Jeżeli chodzi transakcje gotówkowe, to w planie Standard klienci mają kwotowy limit bezpłatnych wypłat wynoszący 800 zł miesięcznie. Limit ten się nie zmieni, ale dojdzie dodatkowy limit liczbowy wynoszący pięć transakcji. Opłata, która wynosi 2 proc., będzie naliczana od każdej wypłaty po przekroczeniu jednego z tych dwóch limitów. Dodatkowo pojawi się kwota minimalna prowizji w wysokości 5 zł. W planach Plus, Premium i Metal zmian będzie mniej – pojawi się tylko 5-złotowa opłata minimalna, a wysokość prowizji oraz limity pozostaną na dotychczasowych poziomach.
Revolut zmienia także zasady pobierania opłat od przelewów zagranicznych realizowanych poza strefę SEPA oraz w walucie innej niż euro. W planach Standard i Plus wszystkie takie przelewy od 23 kwietnia będą płatne. Posiadacze planu Premium będą mieli jeden taki przelew miesięcznie darmowy, a każdy następny będzie kosztował od 1,5 do 25 zł, w zależności od waluty oraz kraju odbiorcy. W planie Metal darmowe przelewy będą trzy miesięcznie.
Obecnie użytkownicy planów Standard i Plus mają w pakiecie jeden bezpłatny przelew transgraniczny, a za przelewy SWIFT płacą od 15 do 25 zł, w zależności od waluty. Natomiast posiadacze planów Premium i Metal przelewy międzynarodowe mają w pakiecie trzy miesięcznie. Za transakcje SWIFT w innych walutach również muszą płacić.

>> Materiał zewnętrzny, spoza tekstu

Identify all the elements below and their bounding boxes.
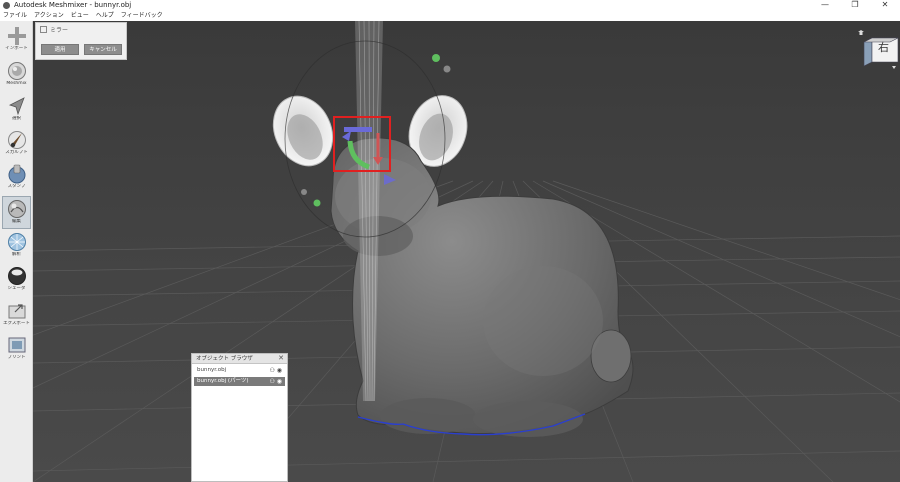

Przy okazji opisanych zmian w cenniku Revolut wprowadzi też funkcję umożliwiającą zapoznanie się w aplikacji mobilnej z kosztem dostawy karty przed jej zamówieniem. Opłata wynosić będzie tak jak teraz 4,99 funta przy dostawie standardowej i 19,99 euro przy ekspresowej. Obie wartości mogą jednak wzrosnąć w zależności od adresu zamawiającego. Obecnie klienci nie znają ostatecznej wysokości opłaty w momencie zamawiania karty.